All Topics » Pulse Policy Secure



Juniper MX Regular expressions and user permissions ACS 5.4


cpiro
Contributor (11)
Jan 9, 2014 1:53am

Hi everyone!

 

Im having some trouble with regular expressions and permissions on our Juniper MX routers through ACS 5.4, and i would like some insight/help/poitners!!

 

We have a team of engineers that should only have read only permissions (important: show configuration) and also be able to just change the description on interfaces.

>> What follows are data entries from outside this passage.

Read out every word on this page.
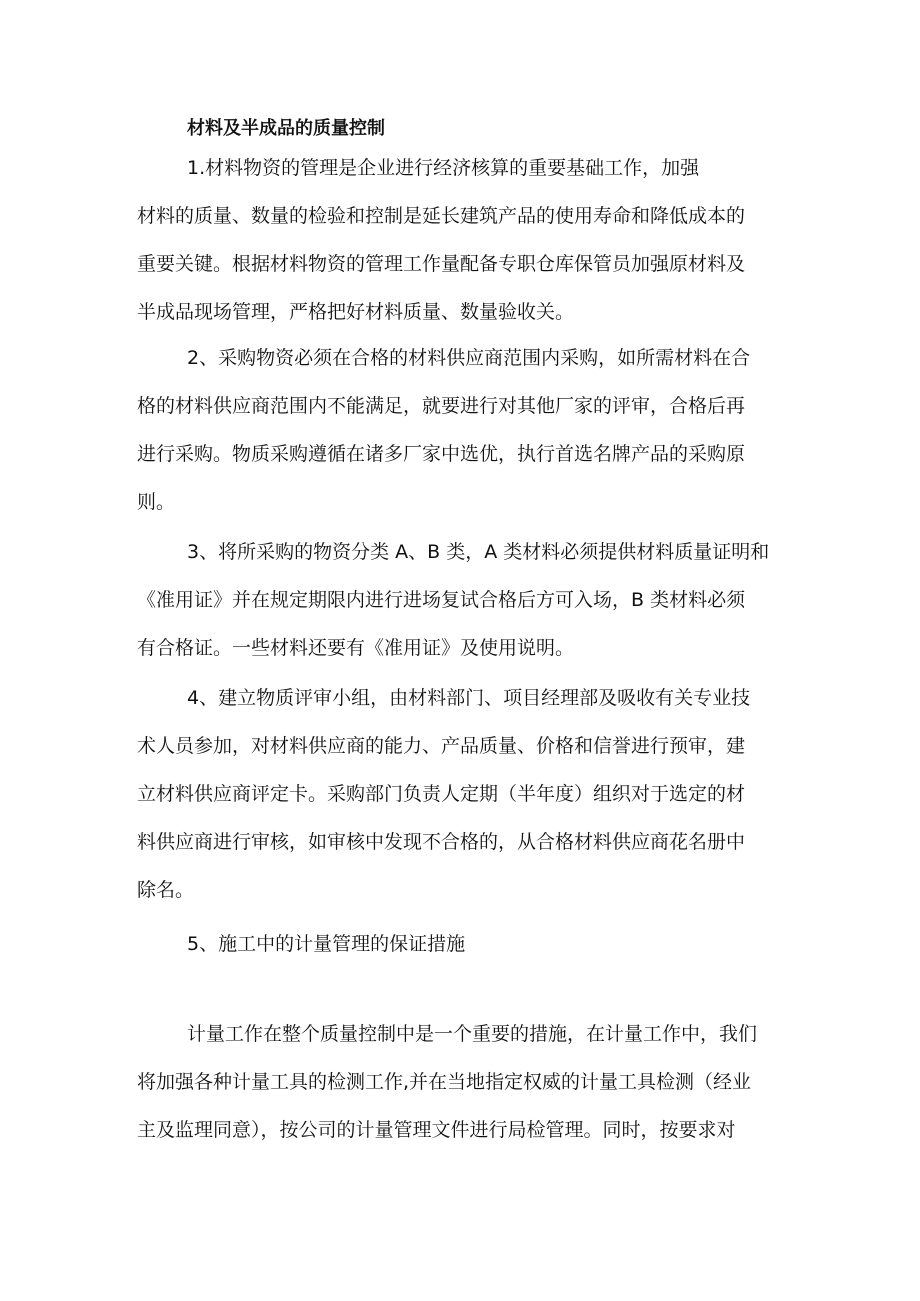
材料及半成品的质量控制
1.材料物资的管理是企业进行经济核算的重要基础工作，加强
材料的质量、数量的检验和控制是延长建筑产品的使用寿命和降低成本的
重要关键。根据材料物资的管理工作量配备专职仓库保管员加强原材料及
半成品现场管理，严格把好材料质量、数量验收关。
2、采购物资必须在合格的材料供应商范围内采购，如所需材料在合
格的材料供应商范围内不能满足，就要进行对其他厂家的评审，合格后再
进行采购。物质采购遵循在诸多厂家中选优，执行首选名牌产品的采购原
则。
3、将所采购的物资分类 A、B 类，A 类材料必须提供材料质量证明和
《准用证》并在规定期限内进行进场复试合格后方可入场，B 类材料必须
有合格证。一些材料还要有《准用证》及使用说明。
4、建立物质评审小组，由材料部门、项目经理部及吸收有关专业技
术人员参加，对材料供应商的能力、产品质量、价格和信誉进行预审，建
立材料供应商评定卡。采购部门负责人定期（半年度）组织对于选定的材
料供应商进行审核，如审核中发现不合格的，从合格材料供应商花名册中
除名。
5、施工中的计量管理的保证措施
计量工作在整个质量控制中是一个重要的措施，在计量工作中，我们
将加强各种计量工具的检测工作,并在当地指定权威的计量工具检测（经业
主及监理同意），按公司的计量管理文件进行局检管理。同时，按要求对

Thus far with the following regular expressions set for the shell profile they are going through i have managed the above, however the problem is when an engineer inputs "Show configuration", only the interfaces descriptions configuration is shown! The rest of the configuration will not be printed.

 

 

deny-commands1=.*.

allow-commands1=configure

deny-configuration1=.*.

allow-commands2=interfaces .*. description .*$

allow-configuration1=interfaces .*. description .*$

allow-commands2=show configuration.*

allow-commands3=show configuration

 

(some of these regex i know that are not needed, i was just playing around to check everything before posting)

 

Any pointers as to why or how to resolve this?

 

 

example output with the above:

 

show configuration

## Last commit: 2014-01-09 09:34:44 EET by someone

interfaces {

    xe-0/0/0 {

    }

    xe-0/0/1 {

        description xxxx;

    }

    xe-0/1/0 {

        description xxxx;

    }

    xe-0/1/1 {

        description xxxx;

    }

    xe-0/2/0 {

        disable;

    }

    xe-0/2/1 {

        description xxxx;

    }

    xe-0/3/0 {

        description xxxx;

    }

    xe-0/3/1 {

        description xxxx;

    }

    ae0 {

        description "xxxx";

    }

    ae1 {

        description xxxx;

    }

    demux0 {

    }

    lo0 {

    }

}

 

 

{master}

 

Thanks in advance!

 

Spyros




apaul
Contributor (11)
Jan 9, 2014 3:08am

You have posted your query under the wrong Forum, You will need to post it under the appropriate forum. You can try posting this under the routing group. 

    cpiro
    Contributor (11)
    Jan 9, 2014 4:16am

    My bad! Thanks for indicating that ill post it there then!